For Cooking Wheat (Daliya)
- In a large bowl, completely soak burghul in water overnight. Once water is absorbed, add more water to bowl.
- Place soaked burghul in a very large pot and add enough water to cover burghul by one inch or so (when you stick your index finger in pot, your finger should be immersed in water and only tip of finger should touch the bulghur). Turn heat to medium high, bring to a boil and then simmer bulghur/water for 2.5 hours on low heat, stirring often and adding water as needed to maintain a flowable, smooth bulghur mixture. *Note: stirring bulghur often throughout the cooking process is key*
- Once burghul has simmered for at least 2.5 hours, use immersion blender to pulse burghul into a smooth, flowable consistency (add more water, if needed while pulsing).
For Cooking Marinated Meat
- Remove marinated meat from fridge and let rest at room temperature for at least 20-30 minutes.
- Set InstaPot setting to "Sauté' medium heat mode.
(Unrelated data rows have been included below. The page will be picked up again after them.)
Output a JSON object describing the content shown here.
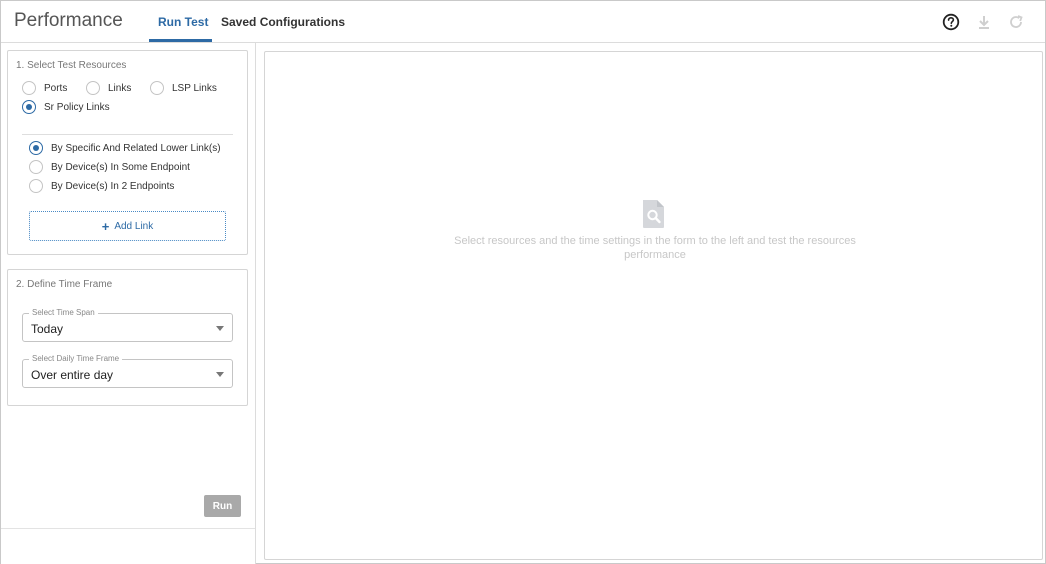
{
  "header": {
    "title": "Performance",
    "tabs": [
      {
        "label": "Run Test",
        "active": true
      },
      {
        "label": "Saved Configurations",
        "active": false
      }
    ],
    "icons": [
      "help-icon",
      "download-icon",
      "refresh-icon"
    ]
  },
  "resources": {
    "title": "1. Select Test Resources",
    "types": [
      {
        "label": "Ports",
        "checked": false
      },
      {
        "label": "Links",
        "checked": false
      },
      {
        "label": "LSP Links",
        "checked": false
      },
      {
        "label": "Sr Policy Links",
        "checked": true
      }
    ],
    "modes": [
      {
        "label": "By Specific And Related Lower Link(s)",
        "checked": true
      },
      {
        "label": "By Device(s) In Some Endpoint",
        "checked": false
      },
      {
        "label": "By Device(s) In 2 Endpoints",
        "checked": false
      }
    ],
    "add_link_label": "Add Link"
  },
  "timeframe": {
    "title": "2. Define Time Frame",
    "time_span": {
      "legend": "Select Time Span",
      "value": "Today"
    },
    "daily": {
      "legend": "Select Daily Time Frame",
      "value": "Over entire day"
    }
  },
  "actions": {
    "run_label": "Run"
  },
  "results": {
    "empty_message": "Select resources and the time settings in the form to the left and test the resources performance"
  },
  "colors": {
    "accent": "#2d6aa5",
    "disabled_button": "#a9a9a9",
    "placeholder_text": "#c7c7c7"
  }
}
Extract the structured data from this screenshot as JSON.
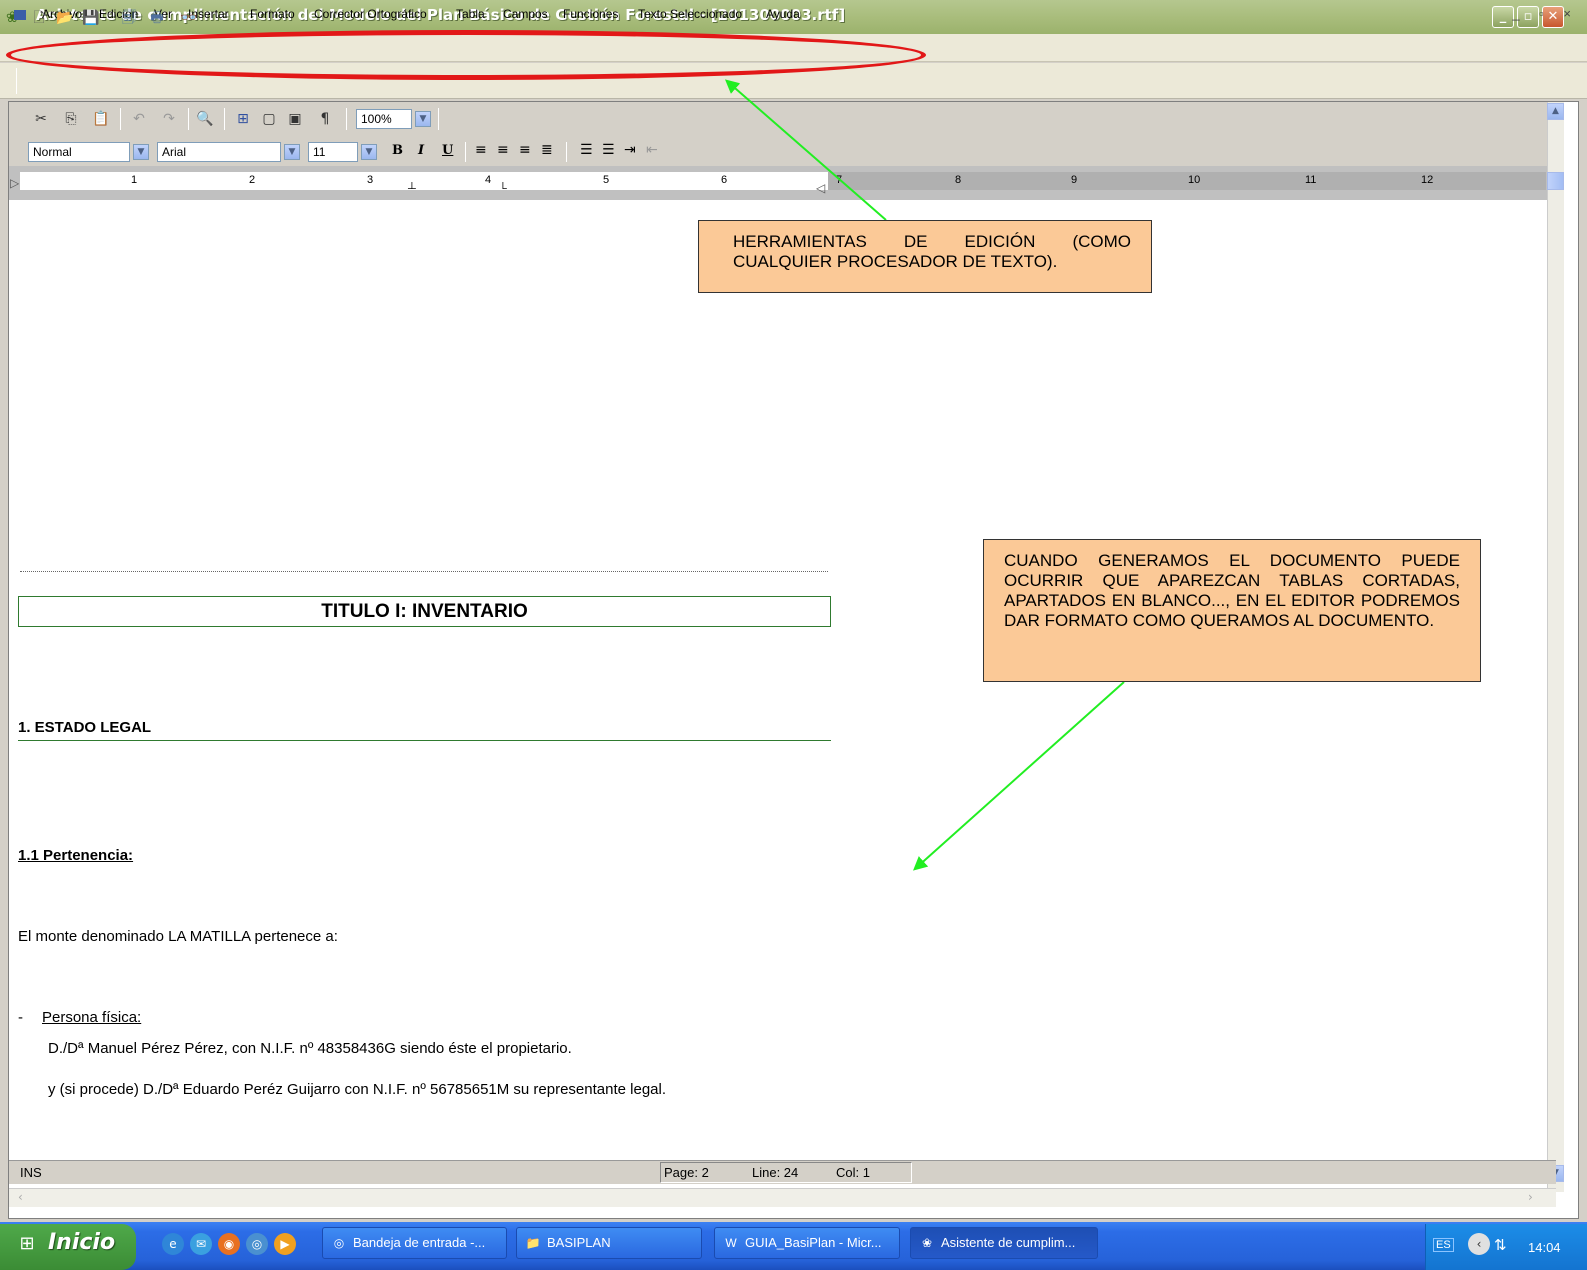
{
  "window": {
    "title": "Asistente de cumplimentación del Modelo del Plan Básico de Gestión Forestal - [201300003.rtf]",
    "controls": [
      "_",
      "▫",
      "✕"
    ]
  },
  "menu": {
    "items": [
      "Archivo",
      "Edicion",
      "Ver",
      "Insertar",
      "Formato",
      "Corrector Ortográfico",
      "Tabla",
      "Campos",
      "Funciones",
      "Texto Seleccionado",
      "Ayuda"
    ],
    "mdi_controls": "_ ▫ ×"
  },
  "editor_toolbar": {
    "zoom": "100%",
    "style": "Normal",
    "font": "Arial",
    "size": "11",
    "bold": "B",
    "italic": "I",
    "underline": "U",
    "pilcrow": "¶"
  },
  "ruler": {
    "numbers": [
      "1",
      "2",
      "3",
      "4",
      "5",
      "6",
      "7",
      "8",
      "9",
      "10",
      "11",
      "12"
    ]
  },
  "document": {
    "title": "TITULO I: INVENTARIO",
    "heading1": "1. ESTADO LEGAL",
    "heading2": "1.1 Pertenencia:",
    "para1": "El monte denominado LA MATILLA pertenece a:",
    "dash": "-",
    "persona": "Persona física:",
    "line1": "D./Dª Manuel Pérez Pérez, con N.I.F. nº 48358436G siendo éste el propietario.",
    "line2": "y (si procede) D./Dª Eduardo Peréz Guijarro con N.I.F. nº 56785651M su representante legal."
  },
  "status": {
    "mode": "INS",
    "page": "Page: 2",
    "line": "Line: 24",
    "col": "Col: 1"
  },
  "callouts": {
    "c1": "HERRAMIENTAS DE EDICIÓN (COMO CUALQUIER PROCESADOR DE TEXTO).",
    "c2": "CUANDO GENERAMOS EL DOCUMENTO PUEDE OCURRIR QUE APAREZCAN TABLAS CORTADAS, APARTADOS EN BLANCO..., EN EL EDITOR PODREMOS DAR FORMATO COMO QUERAMOS AL DOCUMENTO."
  },
  "taskbar": {
    "start": "Inicio",
    "tasks": [
      "Bandeja de entrada -...",
      "BASIPLAN",
      "GUIA_BasiPlan - Micr...",
      "Asistente de cumplim..."
    ],
    "lang": "ES",
    "clock": "14:04"
  },
  "colors": {
    "annotation_red": "#e21818",
    "arrow_green": "#22ee22",
    "callout_fill": "#fbc997"
  }
}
Add 4 tbsp Canola oil and once heated, add sliced yellow onions and sauté onions for 7-8 minutes until light golden brown. Now add marinated meat, continuously mix and sauté for 10-12 minutes until meat changes color to light brown.
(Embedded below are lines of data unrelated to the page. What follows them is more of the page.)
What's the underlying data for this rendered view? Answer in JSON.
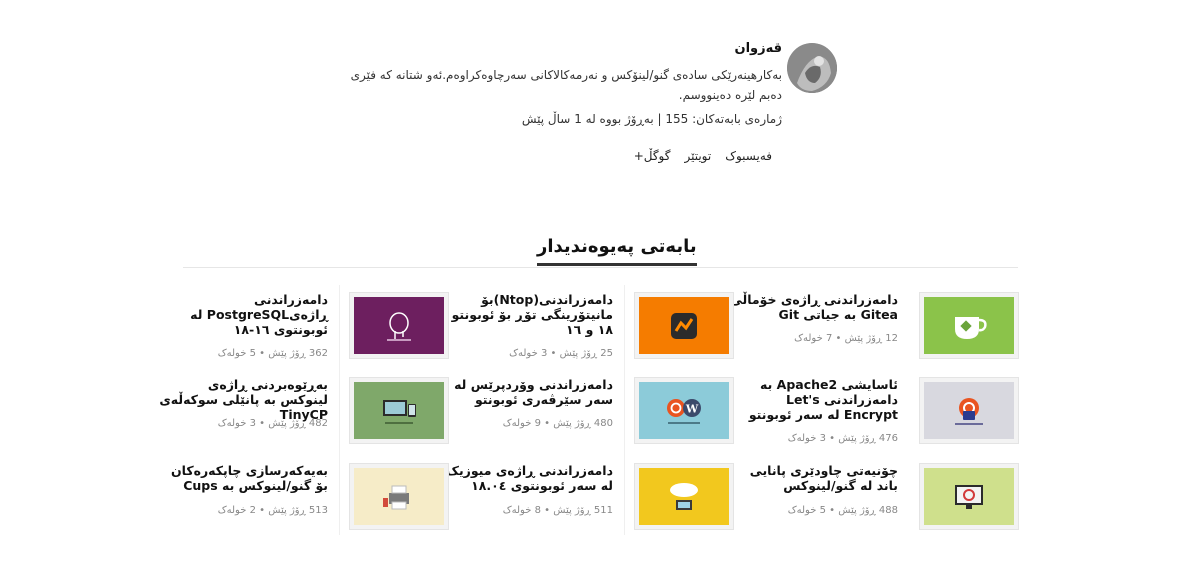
{
  "author": {
    "name": "قەزوان",
    "bio": "بەکارهینەرێکی سادەی گنو/لینۆکس و نەرمەکالاکانی سەرچاوەکراوەم.ئەو شتانە کە فێری دەبم لێرە دەینووسم.",
    "stats": "ژمارەی بابەتەکان: 155 | بەڕۆژ بووە لە 1 ساڵ پێش",
    "social": [
      "فەیسبوک",
      "تویتێر",
      "گوگڵ+"
    ]
  },
  "related": {
    "title": "بابەتی پەیوەندیدار",
    "posts": [
      {
        "title": "دامەزراندنی ڕاژەی خۆماڵی Gitea بە جیاتی Git",
        "meta": "12 ڕۆژ پێش  •  7 خولەک",
        "thumb_color": "#8bc34a"
      },
      {
        "title": "دامەزراندنی(Ntop)بۆ مانیتۆرینگی تۆڕ بۆ ئوبونتو ١٨ و ١٦",
        "meta": "25 ڕۆژ پێش  •  3 خولەک",
        "thumb_color": "#f57c00"
      },
      {
        "title": "دامەزراندنی ڕاژەیPostgreSQL لە ئوبونتوی ١٦-١٨",
        "meta": "362 ڕۆژ پێش  •  5 خولەک",
        "thumb_color": "#6d1f5f"
      },
      {
        "title": "ئاسایشی Apache2 بە دامەزراندنی Let's Encrypt لە سەر ئوبونتو",
        "meta": "476 ڕۆژ پێش  •  3 خولەک",
        "thumb_color": "#d8d8df"
      },
      {
        "title": "دامەزراندنی وۆردپرێس لە سەر سێرڤەری ئوبونتو",
        "meta": "480 ڕۆژ پێش  •  9 خولەک",
        "thumb_color": "#8ccbd9"
      },
      {
        "title": "بەڕێوەبردنی ڕاژەی لینوکس بە پانێلی سوکەڵەی TinyCP",
        "meta": "482 ڕۆژ پێش  •  3 خولەک",
        "thumb_color": "#7fa86a"
      },
      {
        "title": "چۆنیەتی چاودێری پانایی باند لە گنو/لینوکس",
        "meta": "488 ڕۆژ پێش  •  5 خولەک",
        "thumb_color": "#cfe08c"
      },
      {
        "title": "دامەزراندنی ڕاژەی میوزیک لە سەر ئوبونتوی ١٨.٠٤",
        "meta": "511 ڕۆژ پێش  •  8 خولەک",
        "thumb_color": "#f2c81e"
      },
      {
        "title": "بەیەکەرسازی چاپکەرەکان بۆ گنو/لینوکس بە Cups",
        "meta": "513 ڕۆژ پێش  •  2 خولەک",
        "thumb_color": "#f6ecc8"
      }
    ]
  }
}
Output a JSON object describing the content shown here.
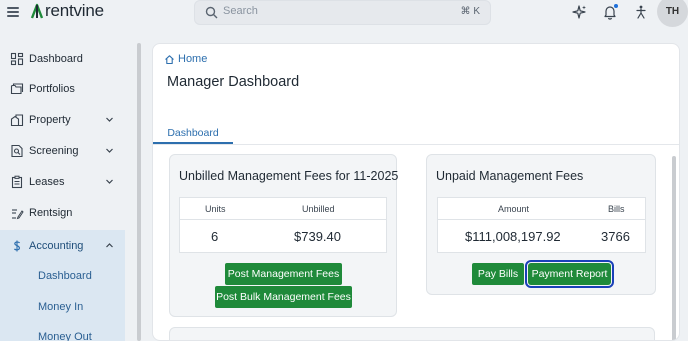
{
  "app": {
    "brand": "rentvine",
    "brand_color": "#1f8a3a"
  },
  "topbar": {
    "search_placeholder": "Search",
    "search_shortcut": "⌘ K",
    "icons": [
      "menu-icon",
      "sparkle-icon",
      "bell-icon",
      "accessibility-icon"
    ],
    "avatar_initials": "TH"
  },
  "sidebar": {
    "items": [
      {
        "label": "Dashboard",
        "icon": "grid-icon"
      },
      {
        "label": "Portfolios",
        "icon": "folder-icon"
      },
      {
        "label": "Property",
        "icon": "building-icon",
        "expandable": true
      },
      {
        "label": "Screening",
        "icon": "screening-icon",
        "expandable": true
      },
      {
        "label": "Leases",
        "icon": "clipboard-icon",
        "expandable": true
      },
      {
        "label": "Rentsign",
        "icon": "sign-icon"
      },
      {
        "label": "Accounting",
        "icon": "dollar-icon",
        "expandable": true,
        "expanded": true
      }
    ],
    "accounting_sub": [
      {
        "label": "Dashboard"
      },
      {
        "label": "Money In"
      },
      {
        "label": "Money Out"
      }
    ]
  },
  "main": {
    "breadcrumb": "Home",
    "title": "Manager Dashboard",
    "tabs": [
      {
        "label": "Dashboard",
        "active": true
      }
    ],
    "unbilled_card": {
      "title": "Unbilled Management Fees for 11-2025",
      "headers": [
        "Units",
        "Unbilled"
      ],
      "values": [
        "6",
        "$739.40"
      ],
      "buttons": [
        "Post Management Fees",
        "Post Bulk Management Fees"
      ]
    },
    "unpaid_card": {
      "title": "Unpaid Management Fees",
      "headers": [
        "Amount",
        "Bills"
      ],
      "values": [
        "$111,008,197.92",
        "3766"
      ],
      "buttons": [
        "Pay Bills",
        "Payment Report"
      ]
    }
  },
  "colors": {
    "accent": "#2d6fae",
    "button_green": "#1f8a3a",
    "focus_ring": "#1a40b8",
    "sidebar_active_bg": "#dbe7f2"
  }
}
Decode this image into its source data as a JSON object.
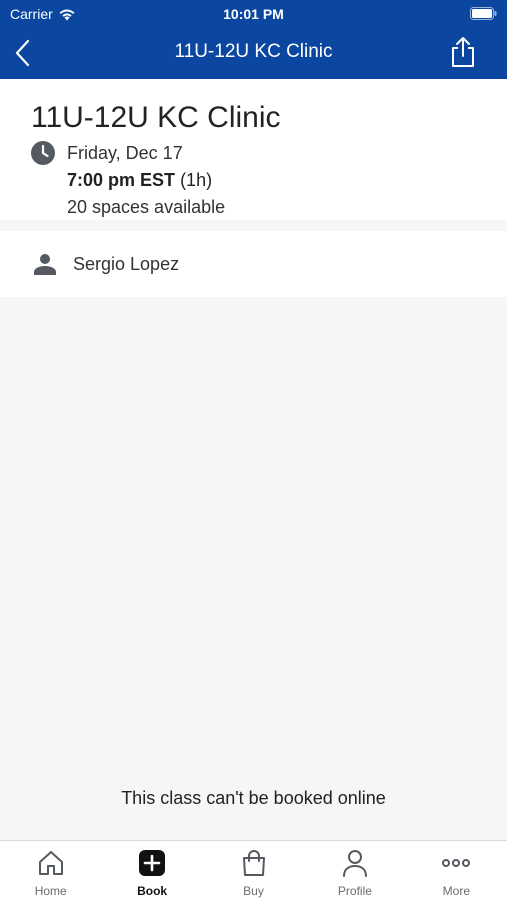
{
  "status_bar": {
    "carrier": "Carrier",
    "time": "10:01 PM"
  },
  "nav": {
    "title": "11U-12U KC Clinic"
  },
  "class_info": {
    "title": "11U-12U KC Clinic",
    "date": "Friday, Dec 17",
    "start_time": "7:00 pm EST",
    "duration": "(1h)",
    "availability": "20 spaces available"
  },
  "instructor": {
    "name": "Sergio Lopez"
  },
  "notice": "This class can't be booked online",
  "tabs": [
    {
      "label": "Home",
      "icon": "home-icon"
    },
    {
      "label": "Book",
      "icon": "plus-square-icon",
      "active": true
    },
    {
      "label": "Buy",
      "icon": "shopping-bag-icon"
    },
    {
      "label": "Profile",
      "icon": "person-icon"
    },
    {
      "label": "More",
      "icon": "ellipsis-icon"
    }
  ],
  "colors": {
    "brand": "#0b47a1",
    "background": "#f5f6f8"
  }
}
- Now change InstaPot setting to 'Pressure Cook" low heat, cover InstaPot with lid and pressure cook for 45 minutes. Let InstaPot rest for 15 minutes, then carefully release steam and uncover InstaPot. Remove inner cooking pot and with a thick wooden spoon, carefully break tender meat pieces into shreds by smashing with wooden spoon and mix well to incorporate shredded meat + gravy. Set aside.
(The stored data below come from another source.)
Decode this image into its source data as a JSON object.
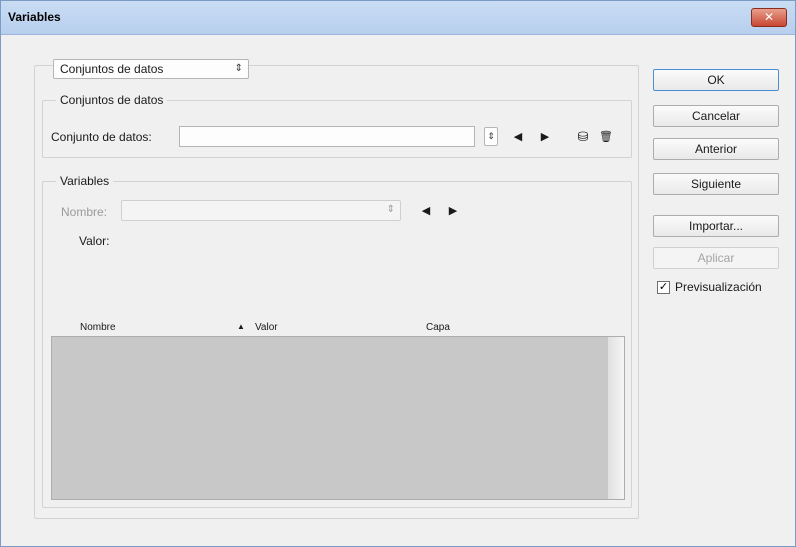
{
  "window": {
    "title": "Variables",
    "close_glyph": "✕"
  },
  "top_dropdown": {
    "value": "Conjuntos de datos",
    "arrow": "⇕"
  },
  "datasets_group": {
    "legend": "Conjuntos de datos",
    "dataset_label": "Conjunto de datos:",
    "dataset_value": "",
    "spin_glyph": "⇕",
    "prev_glyph": "◀",
    "next_glyph": "▶",
    "save_icon": "save-dataset-icon",
    "save_glyph": "⛁",
    "delete_icon": "trash-icon",
    "delete_glyph": "🗑"
  },
  "variables_group": {
    "legend": "Variables",
    "name_label": "Nombre:",
    "name_value": "",
    "name_arrow": "⇕",
    "prev_glyph": "◀",
    "next_glyph": "▶",
    "value_label": "Valor:",
    "columns": [
      "Nombre",
      "Valor",
      "Capa"
    ],
    "sort_glyph": "▲"
  },
  "buttons": {
    "ok": "OK",
    "cancel": "Cancelar",
    "previous": "Anterior",
    "next": "Siguiente",
    "import": "Importar...",
    "apply": "Aplicar"
  },
  "preview": {
    "label": "Previsualización",
    "checked": true,
    "check_glyph": "✓"
  }
}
For Cooking "Khorma" – Gravy *
- In a very large pot, heat 1 stick unsalted butter + Canola oil on medium high heat. Once melted, turn heat to medium, add whole garam masala (black peppercorns, cloves and cardamom pods) and sauté for 2-3 minutes. Now add garlic + ginger paste, mix well and continue to sauté for 3-4 minutes until aromatic (add splash of water, as needed). Add fried onions and spices (Haleem Masala spice mix, Kashmiri Lal Mirch, turmeric, garam masala powder and *optional finely ground roasted Charoli seeds + tailed peppers), Kosher salt and 2-3 tsp water. Mix well and continue to cook for 2-3 minutes. Now add whisked yogurt, mix well, turn heat to medium low and cook gravy for 15-20 minutes, add fresh coriander + mint leaves and whole green chilies, mixing often until oil separates,
For Final Layering
- Add shredded meat (with meat gravy) to prepared Khorma gravy and mix well using large wooden spoon, continuing to break apart any remaining large pieces of meat and thoroughly incorporate meat + Khorma. Continue to simmer on low heat and gradually add pulsed, cooked bulghar to meat preparation in three parts, folding daliya into meat, a little bit at a time, until all Daliya is incorporated into meat preparation. Continue to simmer Haleem on low heat for another 45 minutes to 1 hour, mixing often to create a uniform, smooth and flowable consistency.
For Tadka
- In a small skillet, heat oil on medium heat. Once oil is hot, add red chili powder, turn off heat and swirl skillet for 1 minute. Pour tadka on simmering Haleem, mix well and continue to simmer Haleem for 5-10 more minutes. Add lots of chopped fresh coriander + mint leaves.
- Now prepare yourself to taste one of the best things you ever ate. Mouthwatering and luscious Authentic Hyderabadi Haleem is now ready to serve. With some freshly squeezed lemon juice and a few roasted cashews on top, you will quickly agree that this Haleem is undoubtedly the greatest. Enjoy! Nosh Farma'aiye.